Hati itu adalah keilmuan dan rasa lezatnya beribadah. Hati ga hanya menyangkut ibadah pada Allah semnyata (ubudiyah) tapi juga hubungan sosial, semacam persaudaraan (ukhuwah) dan bertetangga. Keren ternyata, dalam Islam kita disuruh untuk menahan diri dari menyakiti tetangga dan disuruh berkata baik. Jika tak mampu berkata baik maka hendaklah diam 🙂

jengg.. tentang amal

“Bagi orang mati syahid dihadiahi surga”

kita pernah dengan sahabat yang lagi makan kurma, udah setengah gigitan dan gigitan yan gsetenganya itu dikeluarkan dari muluntnya coz mau berlalari dapatin surga 😀

Nah, tilawah pas ramadhan pun “diiming-imingi” kebaikan 1 kali dan dikali lipat 10 per 1 huruf. Kebayang ga berapa yang kita dapat kalau bisa khatam 1 al quran pas ramadhan?

orang yang hatinya keren dan amalnya mentereng mempunyai landasan aqidah,yakni keyakinan pada Allah. Gimana ceritanya bakal serius tilawah kalau ga yakin bahwa Allah akan ganjar pahala yang berlipat? Ya ga mas bro? mbak sis?

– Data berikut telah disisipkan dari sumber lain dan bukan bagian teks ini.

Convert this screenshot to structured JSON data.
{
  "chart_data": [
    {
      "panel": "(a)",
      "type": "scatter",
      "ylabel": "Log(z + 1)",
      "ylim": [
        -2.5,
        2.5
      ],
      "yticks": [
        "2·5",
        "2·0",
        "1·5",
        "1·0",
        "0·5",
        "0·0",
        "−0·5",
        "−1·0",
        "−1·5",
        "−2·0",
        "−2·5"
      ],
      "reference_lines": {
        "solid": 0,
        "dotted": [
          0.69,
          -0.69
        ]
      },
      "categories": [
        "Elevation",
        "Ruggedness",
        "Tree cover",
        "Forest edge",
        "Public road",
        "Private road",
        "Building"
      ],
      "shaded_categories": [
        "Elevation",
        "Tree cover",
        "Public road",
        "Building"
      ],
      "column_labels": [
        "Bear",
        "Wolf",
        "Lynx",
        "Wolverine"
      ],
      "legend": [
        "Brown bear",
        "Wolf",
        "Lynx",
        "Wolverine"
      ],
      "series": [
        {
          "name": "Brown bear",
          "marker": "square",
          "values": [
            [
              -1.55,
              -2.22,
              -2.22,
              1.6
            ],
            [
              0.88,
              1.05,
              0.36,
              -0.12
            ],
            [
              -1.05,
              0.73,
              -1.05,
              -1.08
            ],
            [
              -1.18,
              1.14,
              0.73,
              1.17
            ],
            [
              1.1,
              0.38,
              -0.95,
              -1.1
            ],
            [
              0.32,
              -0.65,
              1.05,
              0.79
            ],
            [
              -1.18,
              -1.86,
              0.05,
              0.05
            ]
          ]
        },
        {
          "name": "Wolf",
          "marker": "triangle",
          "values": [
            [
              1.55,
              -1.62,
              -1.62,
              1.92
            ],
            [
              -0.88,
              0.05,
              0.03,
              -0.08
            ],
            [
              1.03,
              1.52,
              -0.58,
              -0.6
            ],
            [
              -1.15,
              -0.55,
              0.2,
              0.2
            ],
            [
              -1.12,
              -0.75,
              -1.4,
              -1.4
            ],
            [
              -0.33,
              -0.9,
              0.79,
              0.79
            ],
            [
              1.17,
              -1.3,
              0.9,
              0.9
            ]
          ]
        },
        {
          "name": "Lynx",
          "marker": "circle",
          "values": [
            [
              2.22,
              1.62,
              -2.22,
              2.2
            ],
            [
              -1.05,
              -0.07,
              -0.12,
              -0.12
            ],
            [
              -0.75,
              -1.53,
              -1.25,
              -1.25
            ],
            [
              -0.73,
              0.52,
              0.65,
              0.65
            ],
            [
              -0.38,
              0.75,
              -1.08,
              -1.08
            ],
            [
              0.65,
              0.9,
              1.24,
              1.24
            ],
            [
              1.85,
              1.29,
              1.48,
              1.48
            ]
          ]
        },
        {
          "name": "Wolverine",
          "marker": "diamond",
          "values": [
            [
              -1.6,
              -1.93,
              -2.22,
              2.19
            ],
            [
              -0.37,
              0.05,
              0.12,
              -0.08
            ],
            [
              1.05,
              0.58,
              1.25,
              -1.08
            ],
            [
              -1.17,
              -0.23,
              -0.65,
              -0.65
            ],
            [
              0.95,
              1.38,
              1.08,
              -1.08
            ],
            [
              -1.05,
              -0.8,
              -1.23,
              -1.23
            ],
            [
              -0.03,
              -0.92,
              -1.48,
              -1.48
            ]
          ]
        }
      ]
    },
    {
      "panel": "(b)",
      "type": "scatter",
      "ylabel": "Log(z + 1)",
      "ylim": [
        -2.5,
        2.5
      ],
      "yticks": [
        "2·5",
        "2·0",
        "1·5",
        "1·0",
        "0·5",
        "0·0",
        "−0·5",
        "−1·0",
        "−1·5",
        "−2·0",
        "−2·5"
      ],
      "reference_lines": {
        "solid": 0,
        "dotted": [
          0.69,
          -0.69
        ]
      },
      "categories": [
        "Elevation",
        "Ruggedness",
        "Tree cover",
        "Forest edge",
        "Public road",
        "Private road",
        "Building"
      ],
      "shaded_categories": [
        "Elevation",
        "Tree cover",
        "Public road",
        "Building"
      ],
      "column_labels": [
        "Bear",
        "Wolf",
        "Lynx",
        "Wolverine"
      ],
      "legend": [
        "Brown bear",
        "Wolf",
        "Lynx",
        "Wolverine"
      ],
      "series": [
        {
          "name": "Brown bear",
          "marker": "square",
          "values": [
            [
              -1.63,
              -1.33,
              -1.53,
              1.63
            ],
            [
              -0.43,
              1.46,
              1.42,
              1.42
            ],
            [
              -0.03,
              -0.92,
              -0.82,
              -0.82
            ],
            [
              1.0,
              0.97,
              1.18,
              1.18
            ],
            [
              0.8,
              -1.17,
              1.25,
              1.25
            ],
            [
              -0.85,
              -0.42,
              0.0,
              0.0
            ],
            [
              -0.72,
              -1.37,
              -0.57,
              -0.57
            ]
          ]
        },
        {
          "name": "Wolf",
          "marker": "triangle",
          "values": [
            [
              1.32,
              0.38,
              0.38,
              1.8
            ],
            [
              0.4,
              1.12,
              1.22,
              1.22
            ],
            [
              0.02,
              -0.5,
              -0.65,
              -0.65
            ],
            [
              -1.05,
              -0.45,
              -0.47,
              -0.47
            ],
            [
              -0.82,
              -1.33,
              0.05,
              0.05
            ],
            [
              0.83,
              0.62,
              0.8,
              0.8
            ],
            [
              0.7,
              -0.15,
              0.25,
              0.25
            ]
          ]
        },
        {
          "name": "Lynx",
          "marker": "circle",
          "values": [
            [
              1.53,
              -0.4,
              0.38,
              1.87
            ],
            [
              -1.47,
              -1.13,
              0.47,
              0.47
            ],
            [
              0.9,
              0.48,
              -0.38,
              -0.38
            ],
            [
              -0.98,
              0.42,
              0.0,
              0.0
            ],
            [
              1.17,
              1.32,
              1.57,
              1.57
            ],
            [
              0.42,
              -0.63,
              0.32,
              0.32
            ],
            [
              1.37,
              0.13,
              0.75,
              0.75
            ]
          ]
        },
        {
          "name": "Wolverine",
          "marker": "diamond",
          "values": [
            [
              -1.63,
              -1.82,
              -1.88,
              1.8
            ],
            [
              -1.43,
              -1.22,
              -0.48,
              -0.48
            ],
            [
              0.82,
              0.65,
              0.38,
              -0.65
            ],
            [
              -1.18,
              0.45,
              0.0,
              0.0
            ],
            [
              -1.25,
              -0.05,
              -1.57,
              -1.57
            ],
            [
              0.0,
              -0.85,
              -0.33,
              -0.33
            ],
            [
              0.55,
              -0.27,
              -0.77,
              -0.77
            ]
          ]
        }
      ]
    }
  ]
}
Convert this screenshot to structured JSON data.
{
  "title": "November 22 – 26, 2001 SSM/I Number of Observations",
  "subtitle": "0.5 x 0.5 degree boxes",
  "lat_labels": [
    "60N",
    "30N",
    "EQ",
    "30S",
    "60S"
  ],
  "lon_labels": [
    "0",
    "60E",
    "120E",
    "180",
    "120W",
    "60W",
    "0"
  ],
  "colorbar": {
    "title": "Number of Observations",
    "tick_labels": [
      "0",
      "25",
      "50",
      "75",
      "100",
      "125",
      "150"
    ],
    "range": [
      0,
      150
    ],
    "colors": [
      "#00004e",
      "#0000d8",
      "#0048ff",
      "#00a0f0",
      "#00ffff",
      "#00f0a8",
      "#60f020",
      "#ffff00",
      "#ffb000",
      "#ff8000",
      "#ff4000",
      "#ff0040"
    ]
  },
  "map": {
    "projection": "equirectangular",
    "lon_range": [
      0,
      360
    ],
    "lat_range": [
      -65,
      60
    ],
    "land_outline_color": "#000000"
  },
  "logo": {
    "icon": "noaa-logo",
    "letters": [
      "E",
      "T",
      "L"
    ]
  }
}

hm, kata Mario teguh “Kegagalan itu bukan soal memulai tapi soal konsistensi” So, how to be consistent? Ilmu (hati) yang keren diaplikasikan dengan amal kerja nyata.

nah, untuk menjadi seseoang yang mempunya konsistensi yang keren dibutuhkan 1 kata: manajemen. Manjermen adala mengatur dan merekonstruksi. Mengatur apa yang sudah ada. Jika apa yang sudah ada itu tak bisa diatur dan tidak lagi bisa dikondisiskan maka atur ulang apa yang sudah ada itu alias di rekonstruksi.

sekrang mari kita cek skala prioritas kita 1-10, sudah sampai mana (awak senyum-senyum sendiri memikirkan skor awak 😛)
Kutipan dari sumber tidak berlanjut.